Les choses se précisent de plus en plus pour les deux personnalités politiques ivoiriennes. Laurent Gbagbo et Charles Blé Goudé seront définitivement fixés sur leur sort fin mars. La chambre d’appel de la Cour pénale internationale a indiqué qu’il rendra son arrêt le 31 mars prochain.
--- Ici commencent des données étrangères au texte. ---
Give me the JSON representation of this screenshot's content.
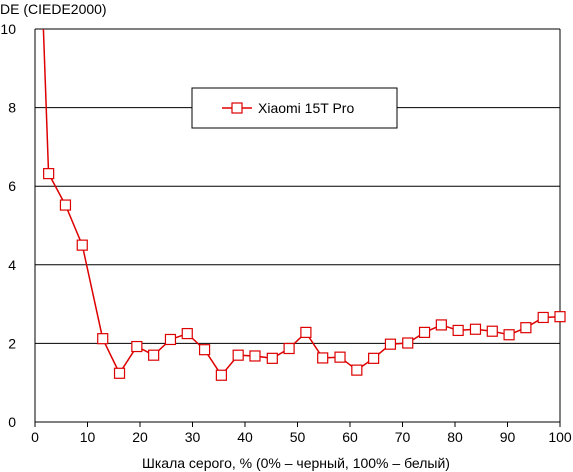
{
  "chart_data": {
    "type": "line",
    "title": "",
    "xlabel": "Шкала серого, % (0% – черный, 100% – белый)",
    "ylabel": "DE (CIEDE2000)",
    "xlim": [
      0,
      100
    ],
    "ylim": [
      0,
      10
    ],
    "xticks": [
      0,
      10,
      20,
      30,
      40,
      50,
      60,
      70,
      80,
      90,
      100
    ],
    "yticks": [
      0,
      2,
      4,
      6,
      8,
      10
    ],
    "grid": "horizontal",
    "legend_position": "top-center",
    "colors": {
      "series": "#dd0000",
      "grid": "#000000",
      "background": "#ffffff"
    },
    "series": [
      {
        "name": "Xiaomi 15T Pro",
        "line_only": {
          "x": [
            1.6,
            2.6
          ],
          "y": [
            10.0,
            6.3
          ]
        },
        "x": [
          2.6,
          5.8,
          9.0,
          12.9,
          16.1,
          19.4,
          22.6,
          25.8,
          29.0,
          32.3,
          35.5,
          38.7,
          41.9,
          45.2,
          48.4,
          51.6,
          54.8,
          58.1,
          61.3,
          64.5,
          67.7,
          71.0,
          74.2,
          77.4,
          80.6,
          83.9,
          87.1,
          90.3,
          93.5,
          96.8,
          100.0
        ],
        "y": [
          6.32,
          5.52,
          4.5,
          2.12,
          1.24,
          1.92,
          1.7,
          2.1,
          2.25,
          1.84,
          1.19,
          1.7,
          1.68,
          1.62,
          1.87,
          2.28,
          1.63,
          1.65,
          1.32,
          1.62,
          1.98,
          2.01,
          2.28,
          2.47,
          2.33,
          2.36,
          2.31,
          2.22,
          2.4,
          2.66,
          2.68
        ]
      }
    ]
  }
}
Laurent Gbagbo et son ministre de la Jeunesse Charles Gbé Goudé devront retenir leur souffle pendant quelques jours encore. La chambre d’appel de la Cour pénale internationale a indiqué qu’il rendra sa décision sur leur dossier le 31 mars. Les deux personnalités sont accusées de crimes contre l’humanité lors des violences post-électorales de 2010 et 2011. Cependant, l’ex-chef d’État et son ministre ont été acquittés en janvier 2019 par la CPI. Mais la procureure avait fait appel de cet acquittement.
Quels sont les scénarios plausibles?
En faisant appel, la procureure de la CPI fait durer le suspense. Les scénarios possibles sont évalués en deux options. Pour la première option, les juges pourraient décider de confirmer les deux acquittements. L’affaire serait alors définitivement close, près de dix ans après l’ouverture du dossier. Les conditions imposées à leur libération seraient immédiatement levées.
Laurent Gbagbo, qui vit en Belgique, et Charles Blé Goudé qui réside à La Haye, pourraient retourner en Côte- d’Ivoire. Ils seront ainsi innocentés. Acquittés par la CPI, la procureure dans son appel, avait demandé aux juges de prononcer un non-lieu. Elle dénonce des « vices de procédures ». Si les juges accèdent à cette demande, ce sera le second scénario possible. Le non-lieu ne clôtura plus définitivement le dossier. De nouvelles poursuites pourraient être déclenchées à leur encontre.
Interrogée par les juges lors d’une audience sur les conséquences qu’aurait une telle décision, la procureure avait indiqué qu’elle pourrait demander la tenue d’un nouveau procès contre l’ex-président et l’ancien chef des Jeunes patriotes. Fatou Bensouda demandait en quelque sorte une seconde chance.
D’autres scénarios sont possibles, mais jugés improbables. Il s’agit de la reprise du procès en première instance qui s’était arrêté avant l’audition des témoins de la défense. Ce qui n’est plus possible à l’heure actuelle. Toutefois, l’autre question qui se pose actuellement sera de savoir si les cinq juges de la chambre d’appel se prononceront à l’unanimité ou non sur le futur des deux Ivoiriens.
Laurent Gbagbo prêt pour un retour en Côte d’Ivoire
L’ancien président ivoirien a exprimé son désir de retourner dans son pays d’origine. Un souhait bien accueilli par ses partisans qui ont d’ailleurs annoncé son retour pour mi-mars. « À la mi-mars de cette année, il sera ici avec nous », a déclaré Assoa Adou, secrétaire général du FPI, pro-Gbagbo. Il dit avoir eu au téléphone l’ancien président qui lui aurait dit d’annoncer sa date aux cadres du parti. Ils étaient réunis pour l’occasion lors de la création d’un comité national d’accueil.
Si ses partisans sont pressés de voir leur leader au pays, ce n’est pas le cas du pouvoir en place. Le secrétaire général du Front populaire ivoirien, reproche au gouvernement ivoirien de faire traîner les choses en longueur. Le retour de l’ex chef d’Etat fait l’objet de négociations entre ses partisans et le gouvernement depuis novembre. Il a déjà reçu ses passeports en décembre. Et il y a une dizaine de jours, ses partisans s’étaient d’ailleurs déjà impatientés du manque d’avancée dans ce processus.